If the federal government had acted, however, its regulation would invalidate or preempt the state regulations:

The act of 1789 contains a clear and authoritative declaration by the first Congress that the nature of this subject is such that, until Congress should find it necessary to exert its power, it should be left to the legislation of the states, that it is local and not national, that it is likely to be the best provided for not by one system or plan of regulations, but by as many as the legislative discretion of the several states should deem applicable to the local peculiarities of the ports within their limits. [Cooley, id.

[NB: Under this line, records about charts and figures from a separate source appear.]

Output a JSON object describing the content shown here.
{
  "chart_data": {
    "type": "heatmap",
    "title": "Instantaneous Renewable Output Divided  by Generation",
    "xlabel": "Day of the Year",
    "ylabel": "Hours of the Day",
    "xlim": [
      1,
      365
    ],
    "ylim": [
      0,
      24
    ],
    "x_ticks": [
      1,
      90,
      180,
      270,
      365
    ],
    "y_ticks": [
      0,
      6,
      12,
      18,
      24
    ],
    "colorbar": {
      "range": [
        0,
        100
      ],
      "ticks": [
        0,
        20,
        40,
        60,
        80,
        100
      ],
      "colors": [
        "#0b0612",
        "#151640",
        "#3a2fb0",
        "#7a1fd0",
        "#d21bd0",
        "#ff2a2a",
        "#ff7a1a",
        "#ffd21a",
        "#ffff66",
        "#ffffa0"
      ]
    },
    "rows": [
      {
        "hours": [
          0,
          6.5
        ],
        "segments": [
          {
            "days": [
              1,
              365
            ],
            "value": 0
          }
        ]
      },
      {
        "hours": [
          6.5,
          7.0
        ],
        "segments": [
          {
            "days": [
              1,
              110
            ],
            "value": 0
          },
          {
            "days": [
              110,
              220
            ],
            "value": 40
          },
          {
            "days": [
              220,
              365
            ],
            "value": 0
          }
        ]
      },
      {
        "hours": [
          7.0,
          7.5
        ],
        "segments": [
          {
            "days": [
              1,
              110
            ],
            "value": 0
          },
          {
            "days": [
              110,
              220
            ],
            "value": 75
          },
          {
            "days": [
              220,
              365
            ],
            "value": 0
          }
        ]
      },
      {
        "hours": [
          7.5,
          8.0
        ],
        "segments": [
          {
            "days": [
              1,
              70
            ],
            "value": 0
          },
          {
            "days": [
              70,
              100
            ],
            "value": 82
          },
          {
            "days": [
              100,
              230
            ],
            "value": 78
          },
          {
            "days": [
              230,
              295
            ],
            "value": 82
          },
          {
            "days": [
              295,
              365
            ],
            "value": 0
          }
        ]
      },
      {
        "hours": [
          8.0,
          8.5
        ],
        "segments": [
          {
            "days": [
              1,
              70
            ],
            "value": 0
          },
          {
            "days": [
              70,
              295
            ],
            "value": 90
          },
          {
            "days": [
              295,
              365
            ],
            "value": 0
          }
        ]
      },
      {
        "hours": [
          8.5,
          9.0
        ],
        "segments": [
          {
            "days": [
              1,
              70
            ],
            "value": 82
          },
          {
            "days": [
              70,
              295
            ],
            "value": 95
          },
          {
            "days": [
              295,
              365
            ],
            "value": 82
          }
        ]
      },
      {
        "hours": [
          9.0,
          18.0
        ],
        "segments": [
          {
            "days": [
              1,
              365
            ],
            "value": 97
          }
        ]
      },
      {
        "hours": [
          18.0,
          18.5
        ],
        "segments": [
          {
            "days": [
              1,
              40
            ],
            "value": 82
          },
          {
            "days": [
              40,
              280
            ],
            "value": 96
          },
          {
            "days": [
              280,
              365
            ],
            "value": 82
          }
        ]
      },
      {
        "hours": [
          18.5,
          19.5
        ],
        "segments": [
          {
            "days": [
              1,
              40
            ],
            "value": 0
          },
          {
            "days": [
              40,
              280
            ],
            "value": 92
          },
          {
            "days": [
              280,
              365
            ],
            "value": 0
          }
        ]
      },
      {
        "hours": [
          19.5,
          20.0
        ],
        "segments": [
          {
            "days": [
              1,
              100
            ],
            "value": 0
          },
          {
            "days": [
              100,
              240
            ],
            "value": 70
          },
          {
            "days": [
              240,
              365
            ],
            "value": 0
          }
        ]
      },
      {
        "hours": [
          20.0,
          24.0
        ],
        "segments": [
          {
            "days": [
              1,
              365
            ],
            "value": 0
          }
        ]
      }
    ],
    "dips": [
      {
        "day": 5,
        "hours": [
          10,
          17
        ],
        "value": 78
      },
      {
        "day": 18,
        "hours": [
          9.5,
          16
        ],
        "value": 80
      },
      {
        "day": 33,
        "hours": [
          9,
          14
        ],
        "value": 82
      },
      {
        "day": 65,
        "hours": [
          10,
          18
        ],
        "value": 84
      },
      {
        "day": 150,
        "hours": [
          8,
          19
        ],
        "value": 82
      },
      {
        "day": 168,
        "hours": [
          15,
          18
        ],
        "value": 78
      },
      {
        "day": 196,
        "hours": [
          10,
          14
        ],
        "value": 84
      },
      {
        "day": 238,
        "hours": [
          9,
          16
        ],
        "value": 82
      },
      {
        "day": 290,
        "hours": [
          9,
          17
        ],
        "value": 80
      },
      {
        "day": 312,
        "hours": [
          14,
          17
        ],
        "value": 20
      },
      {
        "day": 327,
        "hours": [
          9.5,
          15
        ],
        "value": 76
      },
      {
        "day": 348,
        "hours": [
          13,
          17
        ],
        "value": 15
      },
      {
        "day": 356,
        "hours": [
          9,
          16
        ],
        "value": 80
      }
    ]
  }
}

Emphasis added.]

 

Was it constitutional for Congress to give the states its constitutional power to regulate commerce in this case?

Viewed in this light, so much of this act of 1789 as declares that pilots shall continue to be regulated "by such laws as the states may respectively hereafter enact for that purpose," instead of being held to be inoperative as an attempt to confer on the states a power to legislate of which the Constitution had deprived them, is allowed an appropriate and important signification. [Cooley, id.]

 

Justice McLean’s dissent digs into the question of the 1789 federal statute more deeply than Curtis’s opinion does. From McLean’s nationalist perspective, the ability of Congress to abdicate its responsibility to regulate commerce poses a problem of state-federal relations under the Constitution that the majority’s rule does not. The rule of selective exclusivity provided a relatively useful rubric for deciding Dormant Commerce Clause cases into the twentieth century. But nothing in constitutional law seems to last forever.